Someone who remembers you when you 
were knee-high to a grasshopper.”  
–excerpt from “Who Holds Your Story” by David Pitonyak  
As a writer, I tend to notice, document, hoard interesting bits of human lives into my brain, and save them in a private stock pile like a squirrel. Small notes in my phone for later, scrawled reflections or observations in the margins of agendas, notebooks. In my phone is a running tab on observational human behavior that I found interesting, troubling, curious.

There was the man at the YMCA who swam wearing multiple gaudy gold rings and splendid gold chains tangled in his thick, salt and pepper chest hair. Back and forth in never ending breaststrokes, his jewelry would catch the sun in the overhead pool skylight and glint across the lanes. 

There was the exasperated mom I overheard in a coffee shop lamenting to a friend that her daughter was going to lose her full ride if she didn’t get her shit together and get over that eating disorder phase.

The single mom at the airport force feeding a breakfast sandwich to her three children, alternating bites like baby birds in a nest as the TSA line inched up. 

The post on a neighborhood Up For Grabs Facebook page offering used, natural deodorant, with the disclaimer that it caused a rash. 

While these anonymous observations are collected innocently for no apparent reason, other than what it shows me about the curious nature of humanity, there’s a distinct difference in documenting lives of people we know, people we support, people we provide services to more intimately. 
One of the more challenging conversations we’ve had at Starfire over the past year is the importance of storytelling and the delicate line we must tow in telling someone else’s story. The question of “who holds your story” tugs at me and is especially important for nonprofits to consider.  Are we crafting people’s stories to fit our own purpose? How do we, as nonprofit leaders, as social media marketers, as fundraisers and donor relations professionals and grant writers, as public relations professionals, share a story that is honest and truthful and respectful and genuine?  How do we tell the truth of the matter, give real life context, without violating the depths of someone’s personal experience with trauma or pain? 

Furthermore, should the holder of someone’s story be a human service organization? Is a family’s story held sacred when it’s also needed for grant reports and to leveraging funding? Where is the line?

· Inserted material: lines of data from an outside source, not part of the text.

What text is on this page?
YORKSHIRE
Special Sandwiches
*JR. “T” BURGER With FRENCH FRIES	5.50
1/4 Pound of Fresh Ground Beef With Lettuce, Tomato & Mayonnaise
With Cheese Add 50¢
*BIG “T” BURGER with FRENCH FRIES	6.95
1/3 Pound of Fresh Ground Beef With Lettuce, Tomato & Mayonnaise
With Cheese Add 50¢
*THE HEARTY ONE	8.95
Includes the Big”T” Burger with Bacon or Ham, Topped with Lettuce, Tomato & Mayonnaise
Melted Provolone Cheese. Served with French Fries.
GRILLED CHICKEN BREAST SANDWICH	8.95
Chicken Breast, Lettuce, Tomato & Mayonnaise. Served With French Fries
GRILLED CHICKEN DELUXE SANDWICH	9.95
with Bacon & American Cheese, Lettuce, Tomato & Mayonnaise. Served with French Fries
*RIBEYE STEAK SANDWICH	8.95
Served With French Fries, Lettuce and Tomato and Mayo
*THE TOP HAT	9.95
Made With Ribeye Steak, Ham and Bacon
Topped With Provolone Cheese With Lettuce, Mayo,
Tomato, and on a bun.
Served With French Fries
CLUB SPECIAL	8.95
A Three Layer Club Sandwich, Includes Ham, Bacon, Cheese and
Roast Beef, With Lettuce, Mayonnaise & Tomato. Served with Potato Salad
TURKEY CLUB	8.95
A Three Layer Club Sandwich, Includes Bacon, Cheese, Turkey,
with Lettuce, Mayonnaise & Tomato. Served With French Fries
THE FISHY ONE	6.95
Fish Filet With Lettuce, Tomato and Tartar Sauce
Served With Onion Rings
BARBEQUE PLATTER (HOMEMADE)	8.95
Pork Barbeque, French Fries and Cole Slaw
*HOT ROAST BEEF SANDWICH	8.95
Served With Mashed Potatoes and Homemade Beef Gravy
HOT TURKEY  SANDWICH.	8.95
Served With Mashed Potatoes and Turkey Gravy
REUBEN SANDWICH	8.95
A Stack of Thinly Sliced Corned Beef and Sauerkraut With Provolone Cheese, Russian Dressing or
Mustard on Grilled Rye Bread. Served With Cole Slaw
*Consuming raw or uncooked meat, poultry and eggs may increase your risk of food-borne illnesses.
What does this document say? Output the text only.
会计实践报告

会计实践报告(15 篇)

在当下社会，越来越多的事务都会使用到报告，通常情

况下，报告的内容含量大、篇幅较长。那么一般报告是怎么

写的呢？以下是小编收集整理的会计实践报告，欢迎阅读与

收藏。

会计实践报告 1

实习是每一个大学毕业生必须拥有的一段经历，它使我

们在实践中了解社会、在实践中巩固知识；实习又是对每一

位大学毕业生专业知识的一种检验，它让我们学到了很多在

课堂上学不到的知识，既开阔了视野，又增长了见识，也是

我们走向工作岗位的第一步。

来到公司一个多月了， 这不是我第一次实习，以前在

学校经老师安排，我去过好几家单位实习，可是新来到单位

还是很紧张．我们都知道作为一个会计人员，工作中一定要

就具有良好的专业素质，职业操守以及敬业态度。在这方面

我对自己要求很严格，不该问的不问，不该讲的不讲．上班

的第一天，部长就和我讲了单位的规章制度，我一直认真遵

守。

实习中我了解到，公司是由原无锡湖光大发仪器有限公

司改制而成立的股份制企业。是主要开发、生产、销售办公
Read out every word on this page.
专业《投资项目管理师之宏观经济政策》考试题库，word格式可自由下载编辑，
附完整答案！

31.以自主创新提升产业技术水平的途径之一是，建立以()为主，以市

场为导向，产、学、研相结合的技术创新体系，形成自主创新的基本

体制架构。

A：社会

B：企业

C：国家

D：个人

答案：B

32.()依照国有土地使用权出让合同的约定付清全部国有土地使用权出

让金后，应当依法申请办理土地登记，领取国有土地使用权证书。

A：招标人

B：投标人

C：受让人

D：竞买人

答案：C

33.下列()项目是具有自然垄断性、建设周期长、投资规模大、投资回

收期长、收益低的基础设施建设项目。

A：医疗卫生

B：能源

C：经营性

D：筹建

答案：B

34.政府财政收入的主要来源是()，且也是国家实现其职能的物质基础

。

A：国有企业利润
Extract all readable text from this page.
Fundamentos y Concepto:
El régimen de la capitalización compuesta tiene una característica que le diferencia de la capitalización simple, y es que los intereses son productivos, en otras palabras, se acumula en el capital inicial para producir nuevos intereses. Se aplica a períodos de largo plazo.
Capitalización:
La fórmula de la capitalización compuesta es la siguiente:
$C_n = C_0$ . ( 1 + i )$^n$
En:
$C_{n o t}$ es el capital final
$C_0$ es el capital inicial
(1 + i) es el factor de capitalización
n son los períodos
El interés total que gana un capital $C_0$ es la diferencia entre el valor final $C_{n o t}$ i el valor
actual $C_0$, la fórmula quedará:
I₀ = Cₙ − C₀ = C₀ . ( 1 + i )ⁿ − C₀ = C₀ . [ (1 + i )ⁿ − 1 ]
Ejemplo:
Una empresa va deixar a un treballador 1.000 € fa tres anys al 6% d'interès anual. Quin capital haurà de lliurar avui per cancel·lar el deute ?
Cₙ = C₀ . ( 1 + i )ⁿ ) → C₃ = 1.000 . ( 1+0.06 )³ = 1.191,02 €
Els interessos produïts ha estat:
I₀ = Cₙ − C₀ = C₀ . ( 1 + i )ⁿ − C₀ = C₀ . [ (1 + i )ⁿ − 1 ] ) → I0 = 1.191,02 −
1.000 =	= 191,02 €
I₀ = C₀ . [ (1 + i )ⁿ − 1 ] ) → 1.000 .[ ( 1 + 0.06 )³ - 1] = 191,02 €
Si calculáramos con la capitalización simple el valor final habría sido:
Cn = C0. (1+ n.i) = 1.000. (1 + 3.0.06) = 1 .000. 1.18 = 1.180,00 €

How do we know if we’ve crossed it? 
Starfire uses “a secure online database powered by University of Cincinnati Center for Clinical & Translational Science and Training” to document and measure the outcomes of our work. That’s how we put it in grants. Of course, this is important to do: is what we say we are doing getting done?  Are people with disabilities becoming more connected to the community?  Are people with disabilities finding jobs? Are creative projects being launched?  Are we taking people with developmental disabilities lives seriously with our time together?  But there’s also the real story of our work that documentation simply cannot tell. Things like: spontaneity, intentionality, beauty and creativity. Or the opposite – intolerable experiences like getting tangled up in “service snafus” or emergency respite or litigation. 
Internally we wrestle with how to share this work – the behind the scenes work of Community Builders, the brave first steps in creating a project, and the new work of supporting families leading creative projects in their own communities. We send emails and newsletters and produce Annual Reports, produce videoslead trainings, launch podcasts, and write blogs. We make a commitment each time: to honor each person’s story truthfully, delicately, and with the expressed permission and participation of those sharing their lives with us. Because these stories don’t belong to Starfire. Sure, our fingerprints are all over the scene, but they aren’t stories that we as a nonprofit organization can hold. These stories are held by people – as ordinary as you and I, stories that are held by moms and dads and brothers and sisters, coworkers, neighbors and friends. A snapshot in time celebrating the struggle of making something good, something more, happen together in the world.